My model did not consider what Yale economist Wm. Nordhaus called a “backstop technology” (defined as an unlimited energy resource that would take over when the oil price becomes too high). In the 1980s, the price of natural gas was so high and the price of oil so low that liquefied natural gas (LNG) did not really enter into consideration. Nowadays, however, natural gas is a serious competitor to crude oil. Specifically, with natural gas around 4 dollars per million BTU (British Thermal Units), the price of oil should be about $24 a barrel, strictly on the basis of BTU equivalency. [Oil is a more flexible fuel than gas, which adds a considerable premium to the oil price.] This disparity between oil prices and gas prices became apparent by 2010, as soon as the US natural-gas price fell from $13 to $2 per million BTU, thanks to the shale revolution. [See also “Oil Price Enigma”] So the real question is: what has taken so long for the price of oil to collapse?
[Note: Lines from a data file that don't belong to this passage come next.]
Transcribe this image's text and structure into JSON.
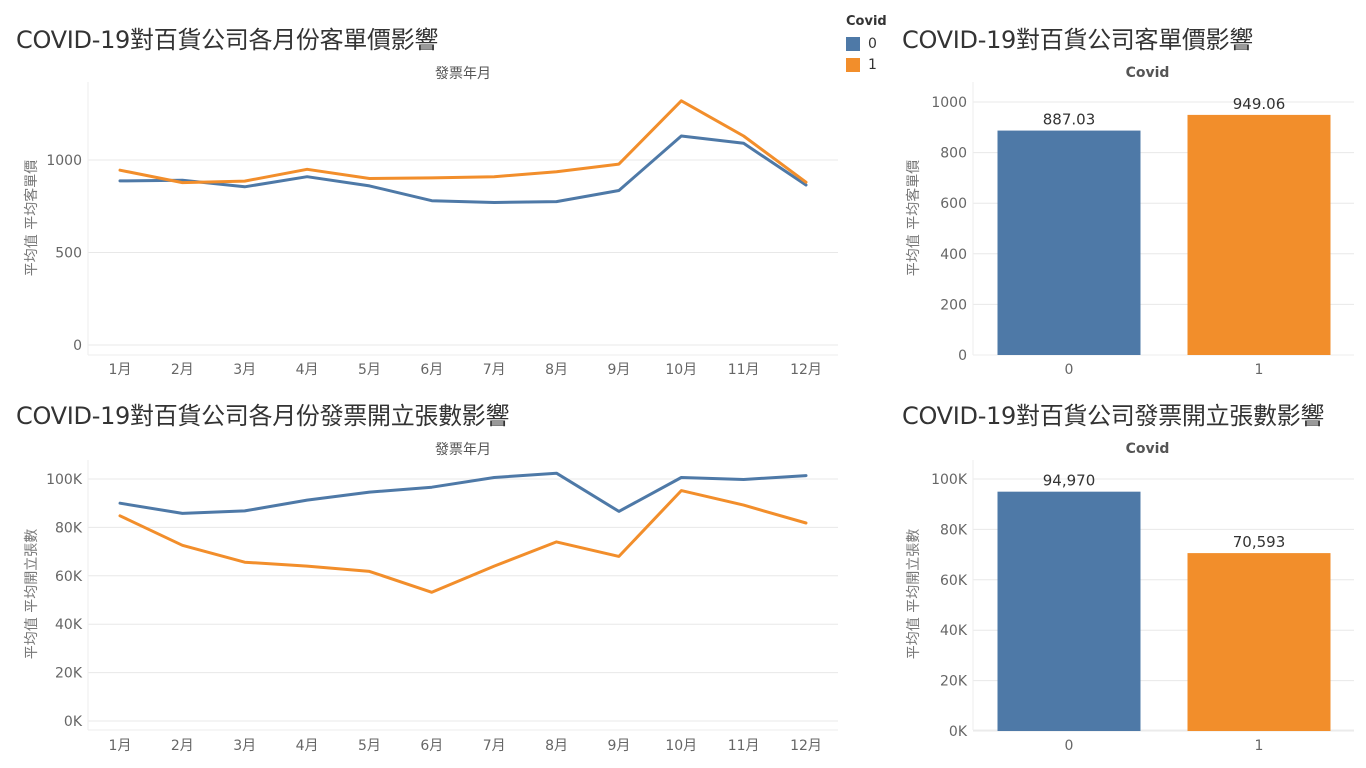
{
  "colors": {
    "series0": "#4e79a7",
    "series1": "#f28e2b",
    "grid": "#e8e8e8",
    "axis_text": "#666666"
  },
  "legend": {
    "title": "Covid",
    "items": [
      {
        "label": "0",
        "color": "#4e79a7"
      },
      {
        "label": "1",
        "color": "#f28e2b"
      }
    ]
  },
  "chart_data": [
    {
      "id": "line1",
      "type": "line",
      "title": "COVID-19對百貨公司各月份客單價影響",
      "xlabel": "發票年月",
      "ylabel": "平均值 平均客單價",
      "categories": [
        "1月",
        "2月",
        "3月",
        "4月",
        "5月",
        "6月",
        "7月",
        "8月",
        "9月",
        "10月",
        "11月",
        "12月"
      ],
      "ylim": [
        0,
        1400
      ],
      "yticks": [
        0,
        500,
        1000
      ],
      "ytick_labels": [
        "0",
        "500",
        "1000"
      ],
      "series": [
        {
          "name": "0",
          "color": "#4e79a7",
          "values": [
            887,
            890,
            855,
            910,
            860,
            780,
            770,
            775,
            835,
            1130,
            1090,
            865
          ]
        },
        {
          "name": "1",
          "color": "#f28e2b",
          "values": [
            945,
            878,
            886,
            950,
            900,
            903,
            910,
            937,
            978,
            1320,
            1130,
            880
          ]
        }
      ]
    },
    {
      "id": "bar1",
      "type": "bar",
      "title": "COVID-19對百貨公司客單價影響",
      "xlabel": "Covid",
      "ylabel": "平均值 平均客單價",
      "categories": [
        "0",
        "1"
      ],
      "values": [
        887.03,
        949.06
      ],
      "value_labels": [
        "887.03",
        "949.06"
      ],
      "colors": [
        "#4e79a7",
        "#f28e2b"
      ],
      "ylim": [
        0,
        1000
      ],
      "yticks": [
        0,
        200,
        400,
        600,
        800,
        1000
      ],
      "ytick_labels": [
        "0",
        "200",
        "400",
        "600",
        "800",
        "1000"
      ]
    },
    {
      "id": "line2",
      "type": "line",
      "title": "COVID-19對百貨公司各月份發票開立張數影響",
      "xlabel": "發票年月",
      "ylabel": "平均值 平均開立張數",
      "categories": [
        "1月",
        "2月",
        "3月",
        "4月",
        "5月",
        "6月",
        "7月",
        "8月",
        "9月",
        "10月",
        "11月",
        "12月"
      ],
      "ylim": [
        0,
        100000
      ],
      "yticks": [
        0,
        20000,
        40000,
        60000,
        80000,
        100000
      ],
      "ytick_labels": [
        "0K",
        "20K",
        "40K",
        "60K",
        "80K",
        "100K"
      ],
      "series": [
        {
          "name": "0",
          "color": "#4e79a7",
          "values": [
            90000,
            85800,
            86800,
            91300,
            94600,
            96600,
            100600,
            102400,
            86600,
            100600,
            99800,
            101400
          ]
        },
        {
          "name": "1",
          "color": "#f28e2b",
          "values": [
            84800,
            72600,
            65600,
            64000,
            61800,
            53200,
            64000,
            74000,
            68000,
            95200,
            89200,
            81800
          ]
        }
      ]
    },
    {
      "id": "bar2",
      "type": "bar",
      "title": "COVID-19對百貨公司發票開立張數影響",
      "xlabel": "Covid",
      "ylabel": "平均值 平均開立張數",
      "categories": [
        "0",
        "1"
      ],
      "values": [
        94970,
        70593
      ],
      "value_labels": [
        "94,970",
        "70,593"
      ],
      "colors": [
        "#4e79a7",
        "#f28e2b"
      ],
      "ylim": [
        0,
        100000
      ],
      "yticks": [
        0,
        20000,
        40000,
        60000,
        80000,
        100000
      ],
      "ytick_labels": [
        "0K",
        "20K",
        "40K",
        "60K",
        "80K",
        "100K"
      ]
    }
  ]
}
A partial answer is the increase of oil production worldwide, especially in the US, plus oil conservation, especially for motor vehicles, and the actual substitution of LNG and CNG (compressed natural gas) for many oil applications. In addition, major oil companies actually constructed expensive conversion plants to turn natural gas into gasoline, like Shell-Qatar’s GTL (gas to liquid) Pearl plant. Such plants cannot be built overnight and are no longer really economic with today’s oil prices. Yet they may have provided the impetus for the collapse.

What of the future?

Of the many parameters that are fed into my oil-price model, the most important for determining future prices turns out to be discount rate. Note that we are not talking about the normal economic discount rate, but rather the discount rate as seen by the Saudi oil producers. It is perhaps obvious that if they fear a loss of control over their oil, they will produce all-out and accept lower prices, even though it is not profit-maximizing. We may be seeing this now in their current decision to let prices collapse—even though their fears are not spelled out explicitly; they prefer to talk about “keeping market shares.”

It’s quite difficult to predict future oil prices; politics, especially as related to environment and CO2 emissions, has become more important than rational economics. Here are some examples: approval of the Keystone XL oil pipeline; legal challenges to Obama’s “war on coal” and the more recent plan to control methane emissions (which might cripple the shale-fracking revolution). Internationally, we have many more unpredictables: terrorist attacks, sabotage, and revolutions that affect oil production in key nations; all the way to war in the Persian Gulf that might cut world oil supply severely—with a huge jump in the world price.